Après la légende délicate dont le poète voile transparemment sa pensée,
s'érige cette note, de conclusion : « Les vérités demeurent derrière
les formes-symboles. Tout phénomène est le symbole d'une vérité. Son
seul devoir est qu'il la manifeste, son seul péché : qu'il s'y complaise. »
M. Gide dit appeler symbole « tout ce qui paraît ».

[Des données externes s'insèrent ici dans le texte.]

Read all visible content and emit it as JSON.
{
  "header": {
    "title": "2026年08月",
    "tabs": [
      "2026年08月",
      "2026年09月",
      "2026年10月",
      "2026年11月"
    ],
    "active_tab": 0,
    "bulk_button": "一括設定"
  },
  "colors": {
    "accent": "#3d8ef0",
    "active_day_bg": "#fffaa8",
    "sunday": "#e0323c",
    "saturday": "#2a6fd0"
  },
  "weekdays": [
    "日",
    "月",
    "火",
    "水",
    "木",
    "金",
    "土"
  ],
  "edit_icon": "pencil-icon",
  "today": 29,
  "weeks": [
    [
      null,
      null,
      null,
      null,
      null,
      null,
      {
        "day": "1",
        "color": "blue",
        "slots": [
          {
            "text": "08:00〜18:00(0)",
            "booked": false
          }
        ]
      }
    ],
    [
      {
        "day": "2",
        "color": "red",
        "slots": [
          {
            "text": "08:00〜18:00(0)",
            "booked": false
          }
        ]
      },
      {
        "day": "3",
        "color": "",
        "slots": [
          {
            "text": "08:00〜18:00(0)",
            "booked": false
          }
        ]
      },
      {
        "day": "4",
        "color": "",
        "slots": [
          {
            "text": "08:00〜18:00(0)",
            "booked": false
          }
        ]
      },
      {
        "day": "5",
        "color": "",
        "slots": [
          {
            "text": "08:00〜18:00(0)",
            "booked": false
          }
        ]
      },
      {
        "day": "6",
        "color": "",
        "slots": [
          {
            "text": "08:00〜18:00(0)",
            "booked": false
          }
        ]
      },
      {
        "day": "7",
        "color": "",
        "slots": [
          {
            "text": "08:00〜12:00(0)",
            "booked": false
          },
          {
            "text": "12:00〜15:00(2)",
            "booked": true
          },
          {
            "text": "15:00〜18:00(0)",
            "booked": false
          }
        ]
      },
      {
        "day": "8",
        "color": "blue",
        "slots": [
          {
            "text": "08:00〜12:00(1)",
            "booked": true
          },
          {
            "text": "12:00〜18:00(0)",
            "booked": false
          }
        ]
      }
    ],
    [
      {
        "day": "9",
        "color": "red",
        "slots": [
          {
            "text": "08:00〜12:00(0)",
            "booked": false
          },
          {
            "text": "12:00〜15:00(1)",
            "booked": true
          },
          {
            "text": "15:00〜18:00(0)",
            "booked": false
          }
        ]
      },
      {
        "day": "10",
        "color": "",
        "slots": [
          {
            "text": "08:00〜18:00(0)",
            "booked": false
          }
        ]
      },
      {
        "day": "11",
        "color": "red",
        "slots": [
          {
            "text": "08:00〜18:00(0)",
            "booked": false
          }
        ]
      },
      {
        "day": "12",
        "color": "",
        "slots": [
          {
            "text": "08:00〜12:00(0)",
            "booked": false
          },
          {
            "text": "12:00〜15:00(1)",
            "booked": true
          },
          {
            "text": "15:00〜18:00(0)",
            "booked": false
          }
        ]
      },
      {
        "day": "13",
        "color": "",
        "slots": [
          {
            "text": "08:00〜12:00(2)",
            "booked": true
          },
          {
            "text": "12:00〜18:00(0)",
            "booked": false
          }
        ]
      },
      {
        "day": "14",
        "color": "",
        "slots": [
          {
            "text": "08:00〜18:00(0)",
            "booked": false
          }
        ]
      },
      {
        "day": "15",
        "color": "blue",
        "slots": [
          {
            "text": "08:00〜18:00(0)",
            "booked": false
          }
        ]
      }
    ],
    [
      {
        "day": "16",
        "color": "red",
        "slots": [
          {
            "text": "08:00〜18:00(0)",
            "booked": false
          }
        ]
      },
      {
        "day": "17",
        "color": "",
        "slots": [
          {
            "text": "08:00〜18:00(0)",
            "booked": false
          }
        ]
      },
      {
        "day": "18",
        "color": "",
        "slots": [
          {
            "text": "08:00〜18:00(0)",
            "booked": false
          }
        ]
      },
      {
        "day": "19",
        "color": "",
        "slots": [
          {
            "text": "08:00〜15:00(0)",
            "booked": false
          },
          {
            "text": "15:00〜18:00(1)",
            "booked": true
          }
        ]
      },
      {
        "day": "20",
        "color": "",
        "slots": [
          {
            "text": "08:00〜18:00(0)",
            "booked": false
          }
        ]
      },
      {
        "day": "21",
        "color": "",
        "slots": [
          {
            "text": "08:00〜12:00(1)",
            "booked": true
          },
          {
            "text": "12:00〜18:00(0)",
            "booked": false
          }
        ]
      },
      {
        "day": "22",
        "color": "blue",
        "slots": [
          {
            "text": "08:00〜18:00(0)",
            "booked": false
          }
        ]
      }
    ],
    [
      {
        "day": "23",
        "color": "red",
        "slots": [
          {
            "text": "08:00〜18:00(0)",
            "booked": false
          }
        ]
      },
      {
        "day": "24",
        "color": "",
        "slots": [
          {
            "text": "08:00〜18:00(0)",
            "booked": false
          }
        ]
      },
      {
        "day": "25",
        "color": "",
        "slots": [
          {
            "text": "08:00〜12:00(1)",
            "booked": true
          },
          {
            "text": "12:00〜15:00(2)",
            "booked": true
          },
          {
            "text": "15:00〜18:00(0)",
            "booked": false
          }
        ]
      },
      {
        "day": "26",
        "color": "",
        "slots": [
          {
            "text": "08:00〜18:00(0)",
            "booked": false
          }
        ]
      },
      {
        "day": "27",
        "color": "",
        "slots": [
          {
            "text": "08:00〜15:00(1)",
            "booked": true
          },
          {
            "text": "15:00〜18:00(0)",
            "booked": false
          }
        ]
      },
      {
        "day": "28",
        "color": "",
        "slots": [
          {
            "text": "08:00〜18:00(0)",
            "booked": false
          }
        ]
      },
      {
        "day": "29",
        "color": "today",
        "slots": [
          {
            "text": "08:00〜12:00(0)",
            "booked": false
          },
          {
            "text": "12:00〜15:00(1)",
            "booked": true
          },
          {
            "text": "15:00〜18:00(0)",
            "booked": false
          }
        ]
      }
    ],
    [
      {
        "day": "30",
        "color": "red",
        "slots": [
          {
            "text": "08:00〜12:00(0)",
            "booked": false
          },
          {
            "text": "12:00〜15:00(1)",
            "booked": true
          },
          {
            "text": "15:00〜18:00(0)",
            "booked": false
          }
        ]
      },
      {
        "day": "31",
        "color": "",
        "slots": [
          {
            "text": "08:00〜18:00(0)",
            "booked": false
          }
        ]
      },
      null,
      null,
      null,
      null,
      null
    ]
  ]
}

C'est exactement ce que les savants appellent phénomène. Ils
reconnaissent aussi que tout phénomène justifie une loi, ce
que M. Gide dénomme une vérité. Toute la différence de son
point de vue à celui du savant et même du vulgaire est que où l'on
reconnaît 1° des faits inexpliqués expérimentalement perçus ; 2° des
lois qu'on peut dégager de l'apparence de ces faits, — le symboliste,
intervertissant, discerne 1° les vérités intuitivement sues, 2° les
faits, expressions concrètes de ces vérités, ou symboles. Cette interversion
est capitale ; elle nous déporte du terrain scientifique vers le moral
et l'esthétique, et même (bien que le mot ne figure point au Narcisse),
vers le religieux. Il s'agit de préférer à son être, son idée,
de mettre la pensée devant la force et le renoncement devant la joie
de vivre. C'est une morale, c'est une esthétique ; elles n'excluent
ni ne touchent les infiniment nombreuses morales et esthétiques ;
(pourquoi le talent de ce symboliste exclurait-il le talent de tel
naturiste et la joie qui s'en exhalerait ? Et l'identité des
contradictoires ?...) Mais ce traité est tout à fait élégant
pour ce que, en concision et en lumière, il dessine une théorie cohérente
d'art, d'éthique et presque de philosophie. Et je voudrais qu'on n'eût
pas abusé de l'expression pour dire avec quelque saveur encore, que
l'écrivain de telle phrase du Narcisse est nécessairement,
un grand esprit.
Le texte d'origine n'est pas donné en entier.